The question was: how long could she let him?

He’d kill the man. Squish the Earl of Alexopoulos like a bug.

Achilles lay sprawled across the unforgiving couch, his large frame hanging over the edges as he stared at the ornate ceiling with burning eyes. Sleep eluded him completely, every muscle coiled with rage and restless energy. He threw the thin blanket to the side, the silk fabric pooling on the Persian rug below.

How did such a parasite hold such sway over the High Consortium? Was it his money? Achilles ran through the possibilities with methodical precision, dissecting each option like a chess master studying the board. The Earl governed the coast of Alexopoulos—not a particularly strong region militarily speaking, mostly a crowded maze of crumbling buildings overflowing with poverty-stricken citizens who suffered under his mismanagement. Achilles could see why the area struggled, with that insect sucking them dry of resources while living in luxury.

The Earl’s family held shares in drilling and offshore energy, but those investments were just as worthless as Bris’s Tyndarian Holdings that he’d inherited through marriage. Ships that ventured too close to Aeaea Island disappeared without a trace. So no, Alexopoulos wasn’t rich—at least not legitimately. If it wasn’t money funding his influence, what currency did he deal in instead? Blackmail? Corruption? If Achilles could figure that out, he could hang the worm out to dry.

It was easier to plot elaborate revenge than to think of Bris’s stricken face when Deedee had goaded her about him abandoning her for Charisse. The way her shoulders had saggedwith defeat even as she’d tried to maintain her royal composure—it haunted him.

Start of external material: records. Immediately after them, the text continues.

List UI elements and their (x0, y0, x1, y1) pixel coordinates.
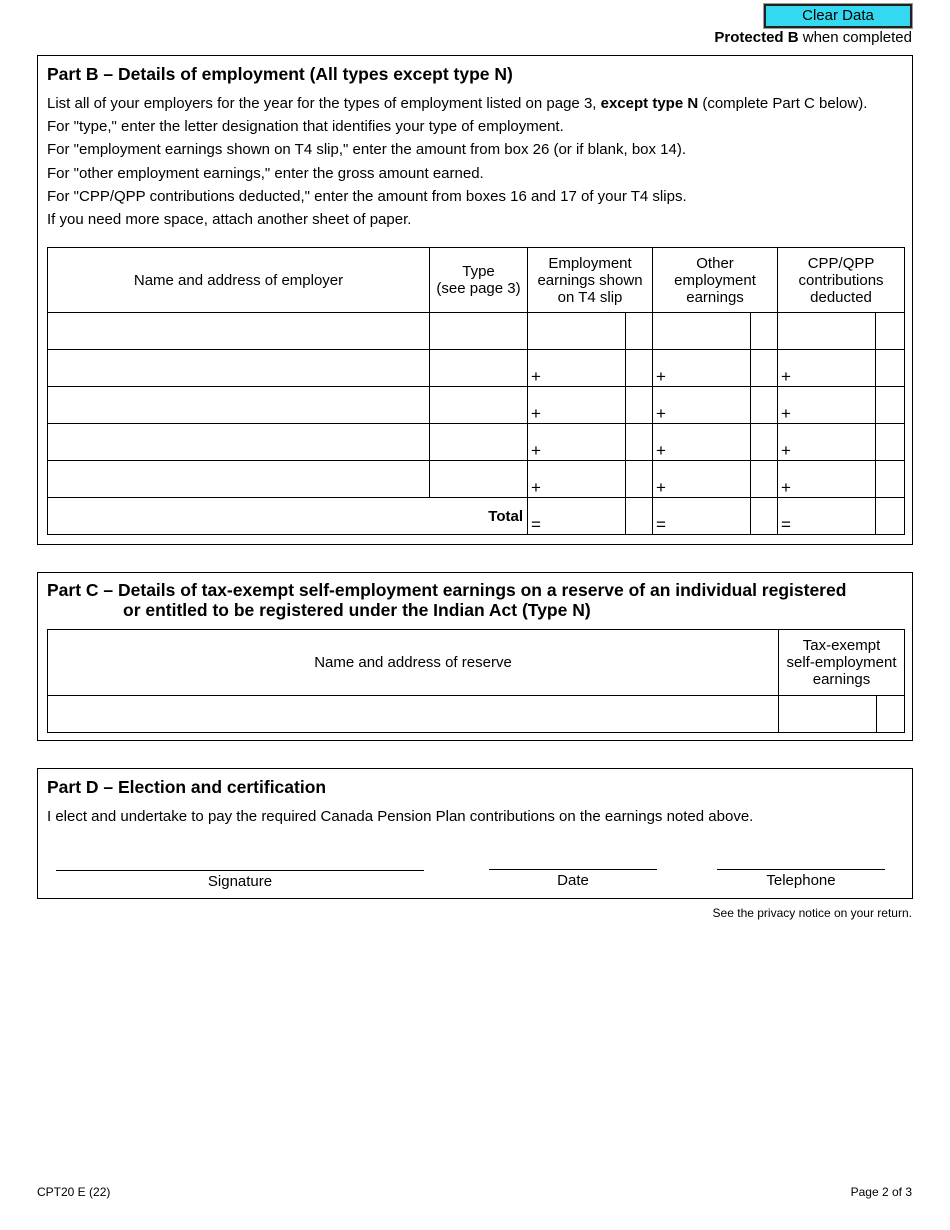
total-cpp-dollars-input[interactable] (778, 498, 876, 535)
cpp-cents-input[interactable] (876, 461, 905, 498)
other-earnings-cents-input[interactable] (751, 461, 778, 498)
t4-earnings-dollars-input[interactable] (528, 313, 626, 350)
part-b-instruction-1: List all of your employers for the year for the types of employment listed on page 3, except type N (complete Part C below). (47, 95, 868, 112)
other-earnings-dollars-input[interactable] (653, 313, 751, 350)
plus-sign: + (656, 478, 666, 497)
t4-earnings-cents-input[interactable] (626, 313, 653, 350)
date-input[interactable] (489, 869, 657, 870)
other-earnings-cents-input[interactable] (751, 387, 778, 424)
employer-row (48, 461, 905, 498)
t4-earnings-cents-input[interactable] (626, 424, 653, 461)
tax-exempt-earnings-dollars-input[interactable] (779, 696, 877, 733)
plus-sign: + (531, 367, 541, 386)
employment-table (47, 247, 905, 535)
part-b-instruction-4: For "other employment earnings," enter the gross amount earned. (47, 165, 484, 182)
page-number: Page 2 of 3 (850, 1185, 912, 1199)
col-header-tax-exempt-earnings: Tax-exempt self-employment earnings (779, 630, 905, 696)
employer-name-input[interactable] (48, 313, 430, 350)
telephone-input[interactable] (717, 869, 885, 870)
form-id: CPT20 E (22) (37, 1185, 111, 1199)
col-header-cpp-contributions: CPP/QPP contributions deducted (778, 248, 905, 313)
cpp-dollars-input[interactable] (778, 350, 876, 387)
other-earnings-dollars-input[interactable] (653, 461, 751, 498)
employer-row (48, 424, 905, 461)
total-label: Total (48, 498, 528, 535)
tax-exempt-earnings-cents-input[interactable] (877, 696, 905, 733)
cpp-dollars-input[interactable] (778, 387, 876, 424)
plus-sign: + (781, 404, 791, 423)
employment-type-input[interactable] (430, 350, 528, 387)
equals-sign: = (781, 515, 791, 534)
other-earnings-dollars-input[interactable] (653, 350, 751, 387)
plus-sign: + (531, 478, 541, 497)
date-label: Date (557, 872, 589, 889)
employer-name-input[interactable] (48, 350, 430, 387)
part-c-section (37, 572, 913, 741)
t4-earnings-dollars-input[interactable] (528, 387, 626, 424)
col-header-t4-earnings: Employment earnings shown on T4 slip (528, 248, 653, 313)
col-header-type: Type (see page 3) (430, 248, 528, 313)
part-c-title-line-1: Part C – Details of tax-exempt self-employment earnings on a reserve of an individual registered (47, 580, 847, 600)
part-b-instruction-5: For "CPP/QPP contributions deducted," enter the amount from boxes 16 and 17 of your T4 slips. (47, 188, 687, 205)
cpp-cents-input[interactable] (876, 313, 905, 350)
plus-sign: + (656, 404, 666, 423)
t4-earnings-cents-input[interactable] (626, 461, 653, 498)
employer-row (48, 387, 905, 424)
cpp-dollars-input[interactable] (778, 313, 876, 350)
plus-sign: + (781, 367, 791, 386)
telephone-label: Telephone (766, 872, 836, 889)
total-row (48, 498, 905, 535)
other-earnings-cents-input[interactable] (751, 424, 778, 461)
employer-row (48, 313, 905, 350)
total-other-earnings-cents-input[interactable] (751, 498, 778, 535)
part-c-title-line-2: or entitled to be registered under the Indian Act (Type N) (123, 600, 591, 620)
t4-earnings-dollars-input[interactable] (528, 424, 626, 461)
part-b-section (37, 55, 913, 545)
part-b-instruction-2: For "type," enter the letter designation that identifies your type of employment. (47, 118, 564, 135)
employment-type-input[interactable] (430, 424, 528, 461)
reserve-name-input[interactable] (48, 696, 779, 733)
plus-sign: + (656, 367, 666, 386)
part-b-title: Part B – Details of employment (All types except type N) (47, 64, 513, 84)
part-b-instruction-3: For "employment earnings shown on T4 slip," enter the amount from box 26 (or if blank, box 14). (47, 141, 687, 158)
col-header-other-earnings: Other employment earnings (653, 248, 778, 313)
employer-name-input[interactable] (48, 424, 430, 461)
employer-name-input[interactable] (48, 461, 430, 498)
privacy-notice: See the privacy notice on your return. (712, 906, 912, 920)
employment-type-input[interactable] (430, 461, 528, 498)
col-header-reserve: Name and address of reserve (48, 630, 779, 696)
t4-earnings-dollars-input[interactable] (528, 461, 626, 498)
employment-type-input[interactable] (430, 313, 528, 350)
employment-type-input[interactable] (430, 387, 528, 424)
other-earnings-cents-input[interactable] (751, 350, 778, 387)
plus-sign: + (656, 441, 666, 460)
part-d-title: Part D – Election and certification (47, 777, 327, 797)
total-t4-earnings-dollars-input[interactable] (528, 498, 626, 535)
cpp-dollars-input[interactable] (778, 461, 876, 498)
protected-b-notice: Protected B when completed (714, 29, 912, 46)
cpp-cents-input[interactable] (876, 424, 905, 461)
reserve-table (47, 629, 905, 733)
t4-earnings-dollars-input[interactable] (528, 350, 626, 387)
part-d-section (37, 768, 913, 899)
plus-sign: + (781, 478, 791, 497)
total-other-earnings-dollars-input[interactable] (653, 498, 751, 535)
col-header-employer: Name and address of employer (48, 248, 430, 313)
plus-sign: + (531, 441, 541, 460)
cpp-dollars-input[interactable] (778, 424, 876, 461)
clear-data-button[interactable]: Clear Data (764, 4, 912, 28)
total-cpp-cents-input[interactable] (876, 498, 905, 535)
cpp-cents-input[interactable] (876, 350, 905, 387)
other-earnings-cents-input[interactable] (751, 313, 778, 350)
cpp-cents-input[interactable] (876, 387, 905, 424)
employer-row (48, 350, 905, 387)
t4-earnings-cents-input[interactable] (626, 387, 653, 424)
t4-earnings-cents-input[interactable] (626, 350, 653, 387)
equals-sign: = (656, 515, 666, 534)
total-t4-earnings-cents-input[interactable] (626, 498, 653, 535)
plus-sign: + (781, 441, 791, 460)
employer-name-input[interactable] (48, 387, 430, 424)
reserve-row (48, 696, 905, 733)
signature-label: Signature (207, 873, 273, 890)
other-earnings-dollars-input[interactable] (653, 387, 751, 424)
plus-sign: + (531, 404, 541, 423)
other-earnings-dollars-input[interactable] (653, 424, 751, 461)
part-b-instruction-6: If you need more space, attach another sheet of paper. (47, 211, 412, 228)
election-statement: I elect and undertake to pay the required Canada Pension Plan contributions on the earnings noted above. (47, 808, 754, 825)
signature-input[interactable] (56, 870, 424, 871)
equals-sign: = (531, 515, 541, 534)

Was she really as fragile as she’d claimed tonight?

More fragile than I want her to be.

All while she defiantly claimed she was no damsel in distress. His wife was so small, delicate bones hiding a stout heart, and that monster had left his brutal fingerprints on her soft skin. His hands burned with the need to teach that smug aristocrat a lesson in respecting women, but his arms ached mostly for her—to hold her, comfort her, protect her from a world determined to break her spirit.

“Don’t touch me.”

And that was supposed to be his cardinal rule, yet he couldn’t keep his traitorous hands off her. The memory of her white silk robe shifting and whispering under his desperate fingers, how she had trembled against him—it made him shake his head at himself. His burning gaze landed on the blue swimming trunks with their cheerful orange and yellow sunburst pattern, folded neatly over the arm of an antique chair.

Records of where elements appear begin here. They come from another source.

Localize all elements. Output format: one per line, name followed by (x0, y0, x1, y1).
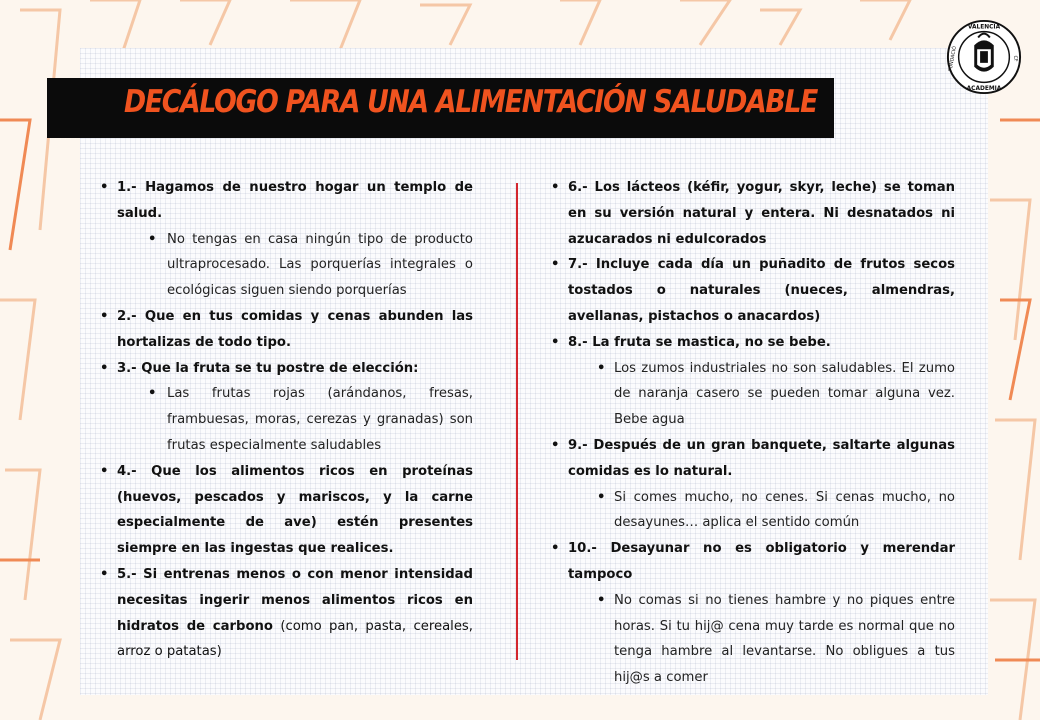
list-item-8 (548, 330, 955, 356)
list-item-1 (97, 175, 473, 227)
column-divider (516, 183, 518, 660)
item-text: 7.- Incluye cada día un puñadito de frutos secos tostados o naturales (nueces, almendras, avellanas, pistachos o anacardos) (568, 257, 955, 324)
sub-item-3 (97, 381, 473, 458)
list-item-7 (548, 252, 955, 329)
item-text-tail: (como pan, pasta, cereales, arroz o patatas) (117, 618, 473, 660)
right-column (548, 175, 955, 691)
sub-item-text: Los zumos industriales no son saludables. El zumo de naranja casero se pueden tomar alguna vez. Bebe agua (614, 360, 955, 428)
logo-left-text: FUNDACIÓ (947, 45, 958, 72)
bullet-icon: • (551, 257, 560, 273)
sub-item-text: Las frutas rojas (arándanos, fresas, frambuesas, moras, cerezas y granadas) son frutas especialmente saludables (167, 386, 473, 453)
bullet-icon: • (100, 180, 109, 195)
list-item-2 (97, 304, 473, 356)
list-item-10 (548, 536, 955, 588)
list-item-3 (97, 356, 473, 382)
item-text: 5.- Si entrenas menos o con menor intensidad necesitas ingerir menos alimentos ricos en hidratos de carbono (117, 566, 473, 634)
sub-item-1 (97, 227, 473, 304)
bullet-icon: • (551, 541, 560, 557)
sub-item-text: Si comes mucho, no cenes. Si cenas mucho, no desayunes… aplica el sentido común (614, 489, 955, 531)
left-column (97, 175, 473, 665)
bullet-icon: • (597, 592, 606, 608)
bullet-icon: • (100, 463, 109, 479)
page-title: DECÁLOGO PARA UNA ALIMENTACIÓN SALUDABLE (124, 84, 818, 120)
list-item-4 (97, 459, 473, 562)
bullet-icon: • (100, 566, 109, 582)
bullet-icon: • (551, 334, 560, 350)
bullet-icon: • (100, 308, 109, 324)
list-item-5 (97, 562, 473, 665)
sub-item-8 (548, 356, 955, 433)
bullet-icon: • (597, 489, 606, 505)
logo-right-text: CF (1011, 55, 1019, 63)
item-text: 4.- Que los alimentos ricos en proteínas (huevos, pescados y mariscos, y la carne especialmente de ave) estén presentes siempre en las ingestas que realices. (117, 463, 473, 557)
bullet-icon: • (148, 231, 157, 247)
item-text: 1.- Hagamos de nuestro hogar un templo de salud. (117, 180, 473, 221)
item-text: 2.- Que en tus comidas y cenas abunden las hortalizas de todo tipo. (117, 308, 473, 350)
bullet-icon: • (551, 180, 560, 195)
list-item-6 (548, 175, 955, 252)
bullet-icon: • (597, 360, 606, 376)
item-text: 9.- Después de un gran banquete, saltarte algunas comidas es lo natural. (568, 437, 955, 479)
list-item-9 (548, 433, 955, 485)
sub-item-9 (548, 485, 955, 537)
sub-item-text: No comas si no tienes hambre y no piques entre horas. Si tu hij@ cena muy tarde es normal que no tenga hambre al levantarse. No obligues a tus hij@s a comer (614, 592, 955, 686)
sub-item-10 (548, 588, 955, 691)
item-text: 6.- Los lácteos (kéfir, yogur, skyr, leche) se toman en su versión natural y entera. Ni desnatados ni azucarados ni edulcorados (568, 180, 955, 247)
logo-top-text: VALENCIA (967, 24, 1001, 31)
logo-bottom-text: ACADEMIA (966, 86, 1002, 93)
bullet-icon: • (100, 360, 109, 376)
club-crest-logo (945, 18, 1023, 96)
bullet-icon: • (551, 437, 560, 453)
item-text: 3.- Que la fruta se tu postre de elección: (117, 360, 419, 376)
item-text: 8.- La fruta se mastica, no se bebe. (568, 334, 831, 350)
bullet-icon: • (148, 386, 157, 402)
item-text: 10.- Desayunar no es obligatorio y merendar tampoco (568, 541, 955, 582)
sub-item-text: No tengas en casa ningún tipo de producto ultraprocesado. Las porquerías integrales o ecológicas siguen siendo porquerías (167, 231, 473, 299)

Ah, Peder must have anticipated his nocturnal swimming sessions and prepared accordingly after today’s public disaster. Not surprising—the whole world knew the reasons behind his sleepless nights, thanks to Deedee’s invasive camera.

He picked up his phone with shaking hands and reread the text from their unwanted social media chronicler:“Sorry, Sugarpop! There’s only so much I can do to protect your wife. Next time, it’s your job!”Then she’d attached the link to her viral video like a digital dagger to the heart.

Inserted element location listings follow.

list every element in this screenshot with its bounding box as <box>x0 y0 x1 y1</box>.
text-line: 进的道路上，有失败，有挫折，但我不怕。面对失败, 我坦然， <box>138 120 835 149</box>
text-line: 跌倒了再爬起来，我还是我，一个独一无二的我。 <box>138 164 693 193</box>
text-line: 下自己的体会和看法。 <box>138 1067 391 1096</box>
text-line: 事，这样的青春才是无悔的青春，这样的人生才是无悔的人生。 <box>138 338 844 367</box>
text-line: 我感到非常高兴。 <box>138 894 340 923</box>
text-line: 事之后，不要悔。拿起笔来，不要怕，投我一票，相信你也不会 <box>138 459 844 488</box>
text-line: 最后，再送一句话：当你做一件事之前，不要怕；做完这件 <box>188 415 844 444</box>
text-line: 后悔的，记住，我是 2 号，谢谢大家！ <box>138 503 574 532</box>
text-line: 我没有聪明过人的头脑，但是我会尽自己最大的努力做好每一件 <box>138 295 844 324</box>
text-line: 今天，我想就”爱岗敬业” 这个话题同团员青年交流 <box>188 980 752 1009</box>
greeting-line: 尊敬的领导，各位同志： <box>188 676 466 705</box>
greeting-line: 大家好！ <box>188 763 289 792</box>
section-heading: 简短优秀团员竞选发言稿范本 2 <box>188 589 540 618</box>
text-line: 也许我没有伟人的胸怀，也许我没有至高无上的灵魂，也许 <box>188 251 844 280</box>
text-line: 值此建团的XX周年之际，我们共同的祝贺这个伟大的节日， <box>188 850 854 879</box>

He winced as familiar guilt crashed over him in suffocating waves. With a growl of fury directed at himself, he hurled his phone across the room, the expensive device hitting the marble wall with a satisfying crack that spider-webbed across the screen.

He rolled his eyes at his own childish tantrum while grabbing the swim trunks on his way toward the door. His hand froze on the ornate handle as realization struck. What was he doing? Abandoning his wife again like the coward he was? Who was he trying to escape anyway? He was a caged bear, plagued by resentment, crushing self-doubt, and paranoid suspicions. There was no escaping himself, no matter how many laps he swam.